In his recent visit to Egypt, PM Modi signed an agreement to elevate India’s relationship with Egypt to a ‘Strategic Partnership’. Three Memorandums of Understanding were also inked in the areas of competition law, archaeology and antiquities, and agriculture. They’re planning on increasing bilateral trade to 12 billion dollars annually within five years.
The story started long ago, during the Cold War when most nations aligned themselves with either side. A few nations chose to take the road less travelled and advocated for a non-aligned policy that upheld their sovereignty and independence. India and Egypt were among the few who demonstrated how to exist in a bipolar world without succumbing to the pressure to join with either of the superpowers.
Since then both the countries have worked closely together for various multilateral bodies such as the United Nations and the Organization of Islamic Cooperation. India also extended its support during critical events such as the Suez Crisis in 1956 and the Six-Day War in 1967.
After President Hosni Mubarak visits the two countries in 2008, it was anticipated that the two countries’ bilateral relations would reach new heights. However, this was interrupted by the Arab Spring uprising in 2011 which was the cause of significant political instability in Egypt.
It was only after 2014, significant progress was recorded as the current leaders, President Abdel Fattah el-Sisi of Egypt and Prime Minister Narendra Modi of India started making concerted efforts to elevate their relationship to the next level.
Egypt is an important ally of India because of its advantageous position. By linking the Mediterranean Sea and the Red Sea via the Suez Canal, the global markets of Europe and America have become accessible. India, which aims to increase its exports to these areas, can benefit from Egypt’s function as a hub and a bridge. To combat piracy, smuggling, and other maritime dangers, India and Egypt have jointly worked to ensure maritime safety via trading important information and organizing joint naval exercises. these collaborations have improved the security and stability of the region.
More About the Visit:
People welcomed Modi enthusiastically at the Ritz Carlton Hotel with chants of ‘Vande Mataram’. On this tour, he was conferred with the ‘Order of the Nile’ (a pure gold collar with three square gold units inscribed with Pharaonic symbols) at the Presidential Palace in Cairo. Instituted in 1915, it is Egypt’s highest honour which is awarded to heads of state and crown princes who offer the country or humanity invaluable services. He paid respects to the gallant Indian troops who died here during the First World War on his visit to the Heliopolis Commonwealth War Cemetery in Cairo.
Enriching cultural sentiments, he also happened to visit the historic 11th-century Al-Hakim Mosque which was restored with the help of India’s Dawoodi Bohra community. He paid a visit to one of the seven ancient wonders of the world, the Giza Pyramid located on the outskirts of the capital.

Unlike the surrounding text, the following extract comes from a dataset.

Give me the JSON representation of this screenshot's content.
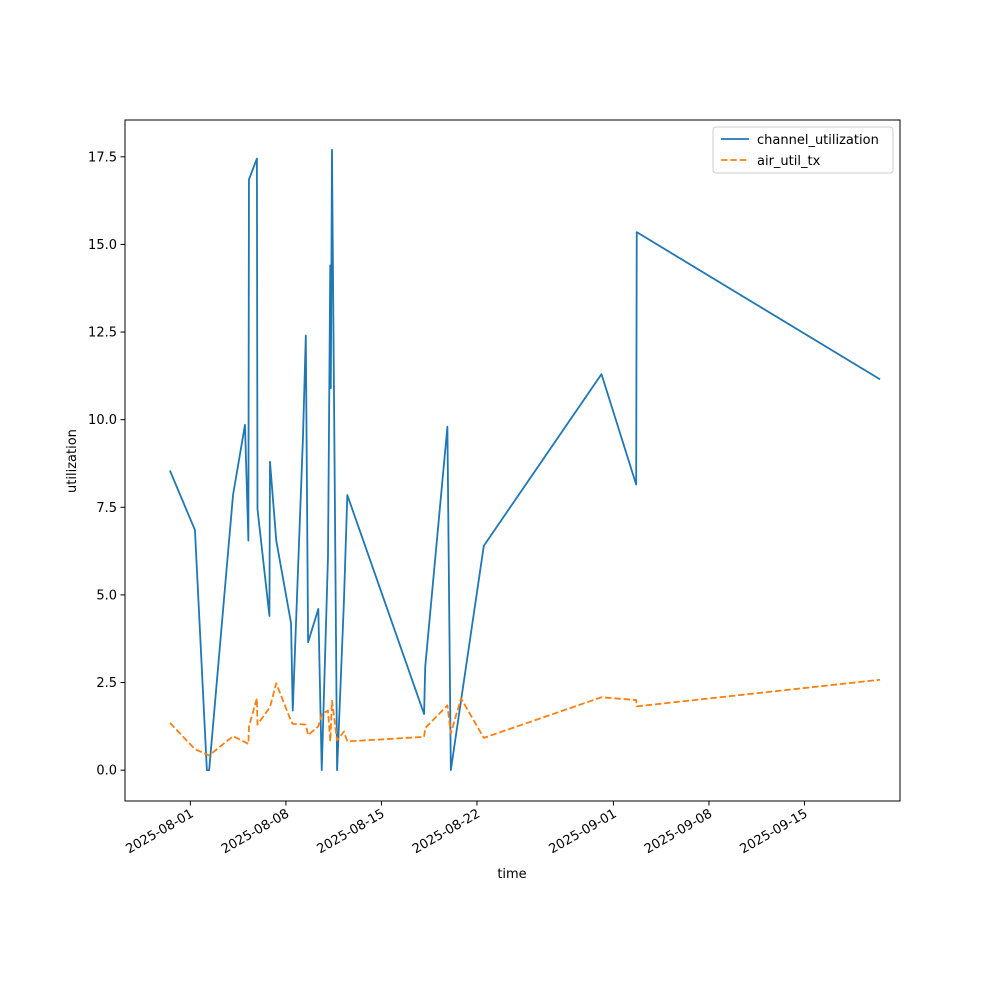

The two heads discussed ways to further strengthen the strategic partnership between the countries and improve trade and investments, energy ties, and people-to-people connections. He also interacted with the Grand Mufti of the nation, Shawky Ibrahim Abdel-Karim Allam, and canvassed on issues like promoting social harmony and countering extremism and radicalization.
Prospects between India and Egypt hold a lot of potential. According to recent reports, negotiations are taking on to provide the nation with India’s cutting-edge Tejas fighter aircraft. Furthermore, they plan to delve into a significant proposition put forth – an exclusive slot reserved for India within the prestigious Suez Canal Economic Zone. This holds an immense opportunity to advance their economic ties and strengthen India’s foothold in this region. Industries like green hydrogen and tourism have opportunities for rapid expansion and mutually advantageous growth.
Despite all of this, it is no secret that Egypt is experiencing a high inflation rate of over 30% and a sharp depreciation of its currency value. On top of that, it owes more than 163 billion dollars in foreign debt. These conditions pose serious threats to India’s attempt to strengthen its relationship.
With shifting geopolitical dynamics and China’s growing presence, India needs to foster its engagement with countries like Egypt. The two states share similar values and their common goal of independent foreign policies in a multipolar world remains a unique aspect of their historical narrative.